I primi a comprare arte futurista sono i grandi collezionisti americani giunti in Italia all'inizio degli anni 50. Lydia Wiston Malbin fa shopping a Roma, Milano e Verona. Qui incontra Amalia Boccioni e da lei compra tutto il fondo dei disegni del fratello Umberto, circa un centinaio, tra cui un'unica bellissima tempera colorata, importante studio preparatorio per «Il bevitore» (1914) oggi nelle Raccolte civiche di Milano, rivenduto poi all'asta nel 1990 a New York a 605mila dollari. Intanto Gino Severini vive a Parigi e introduce i collezionisti d'Oltreoceano come i Rothschild e gli Slifka negli atelier dei suoi compagni, mentre i direttori dei musei visitano le case degli eredi.
Alfred Barr, ad esempio, mitico direttore del MoMa di New York, acquistò la «Lampada ad arco» (1909/1910) di Balla e il «Il Footboller» di Boccioni direttamente dai Marinetti, mentre il primo proprietario de «La città che sale» (1912) di Boccioni, oggi al MoMa di New York, fu il musicista Ferruccio Busoni, a conferma che le opere futuriste ebbero entusiasti estimatori prima di tutto tra gli artisti. Piero Dorazio, ad esempio, possedeva alcune opere di Giacomo Balla che sono passate di mano il 24 novembre 2008 da Christie's Milano.

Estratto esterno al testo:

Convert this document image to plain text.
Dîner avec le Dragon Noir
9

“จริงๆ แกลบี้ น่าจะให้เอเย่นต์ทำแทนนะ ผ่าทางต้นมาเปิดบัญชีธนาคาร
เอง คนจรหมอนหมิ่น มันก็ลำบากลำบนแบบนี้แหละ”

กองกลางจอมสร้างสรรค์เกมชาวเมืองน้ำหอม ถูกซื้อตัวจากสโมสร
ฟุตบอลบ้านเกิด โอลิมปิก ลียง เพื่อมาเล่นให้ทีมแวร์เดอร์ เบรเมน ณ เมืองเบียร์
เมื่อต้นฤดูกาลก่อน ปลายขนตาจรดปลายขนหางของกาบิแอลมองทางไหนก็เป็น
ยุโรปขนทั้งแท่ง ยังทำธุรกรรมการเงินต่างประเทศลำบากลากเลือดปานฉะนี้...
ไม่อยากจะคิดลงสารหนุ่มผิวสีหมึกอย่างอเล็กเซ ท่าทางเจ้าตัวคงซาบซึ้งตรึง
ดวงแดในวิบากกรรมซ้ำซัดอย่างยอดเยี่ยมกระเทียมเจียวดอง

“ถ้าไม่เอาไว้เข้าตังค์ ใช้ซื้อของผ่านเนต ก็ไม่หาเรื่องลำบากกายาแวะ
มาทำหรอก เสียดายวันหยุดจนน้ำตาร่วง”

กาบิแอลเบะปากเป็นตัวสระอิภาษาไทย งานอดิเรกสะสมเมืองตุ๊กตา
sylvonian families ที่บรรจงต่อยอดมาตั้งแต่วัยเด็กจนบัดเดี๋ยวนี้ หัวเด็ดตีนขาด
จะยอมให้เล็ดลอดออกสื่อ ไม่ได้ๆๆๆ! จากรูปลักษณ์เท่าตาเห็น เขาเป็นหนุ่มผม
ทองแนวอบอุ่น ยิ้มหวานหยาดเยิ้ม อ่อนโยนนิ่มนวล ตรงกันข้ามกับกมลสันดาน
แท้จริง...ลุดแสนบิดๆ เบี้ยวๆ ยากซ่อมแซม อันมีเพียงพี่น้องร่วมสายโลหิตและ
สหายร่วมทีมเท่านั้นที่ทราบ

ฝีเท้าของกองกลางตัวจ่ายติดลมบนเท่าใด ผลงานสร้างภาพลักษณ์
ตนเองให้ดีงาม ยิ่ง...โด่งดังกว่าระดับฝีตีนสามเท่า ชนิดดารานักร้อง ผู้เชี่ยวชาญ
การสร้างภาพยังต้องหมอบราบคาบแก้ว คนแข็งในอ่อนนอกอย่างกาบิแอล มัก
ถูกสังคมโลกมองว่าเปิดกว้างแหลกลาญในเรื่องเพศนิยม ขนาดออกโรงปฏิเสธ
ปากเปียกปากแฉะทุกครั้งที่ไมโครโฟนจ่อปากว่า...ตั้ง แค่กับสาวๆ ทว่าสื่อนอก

Patria dell'arte futurista, l'Italia ne è, però, il Paese più sguarnito. Come mai? Amalia Boccioni, prima di cedere alle lusinghe dello straniero, aveva offerto al Governo italiano l'acquisto del fondo delle opere di Umberto, ma Giulio Carlo Argan, all'epoca funzionario dei musei statali, non favorì l'acquisto giudicando il movimento troppo colluso con il fascismo. Che dire? Boccioni era morto nel 1916, cioè in tempi non sospetti, ma tant'è.
Lo sdoganamento del mercato dei Futuristi avviene 20 anni fa, favorito da due eventi di risonanza mondiale: la grande mostra «Futurismo & Futurismi» a Palazzo Grassi di Venezia (1986) e la vendita all'asta Sotheby's di New York (1990) della collezione Lydia Winston Malbin. In quell'occasione la tela di Balla «Scala degli addii (salutando)» del 1908 fu acquistata dalla famiglia Agnelli a 4,4 milioni di dollari. Da allora le opere futuriste riscuotono l'interesse di un sempre maggior numero di collezionisti, musei e fondazioni, mentre le quotazioni registrano un lento e costante apprezzamento, allineato ai valori odierni delle avanguardie storiche europee. Nella classifica dei record la palma va a Severini con 29,6 milioni di dollari battuti da Sotheby's Londra, il 25 giugno 2008, per «Danseuse» (1915); lo insegue con molto distacco Balla con 2.931.200 di euro, aggiudicati per «Velocità d'automobile + luci» (1913) da Sotheby's New York, l'8 maggio 2007, tallonato dai 1.866.950 di euro di Boccioni totalizzati per «Studio per Footballer» (1913) da Christie's Milano, il 27 novembre 2007 e da Carlo Carrà con 858mila euro esitati per «Stella del Caffè Chantant» (1915-1916) da Farsetti arte di Prato, il 26 maggio 2007.
Ma chi sono oggi i grandi collezionisti di Futurismo?
«Sarebbe più corretto dire chi erano» precisa Massimo Carpi, dell'Associazione Futur-ism, elencando le raccolte di Ausonio Canavese, Carlo Grassi, Riccardo e Magda Jucker (acquisita poi da Brera) e Gianni Mattioli, attualmente la più importante raccolta di Futurismo in Italia e nel mondo, data in deposito al Museo Peggy Guggenheim di Venezia dalla figlia Laura, storica d'arte. A cento anni dalla nascita le piazze più vivaci per il mercato di arte futurista sono italiane (vedi articoli pagine seguenti), ma a movimentare gli scambi nel primo decennio del 900 erano Parigi, Londra, Berlino e negli anni 90 New York.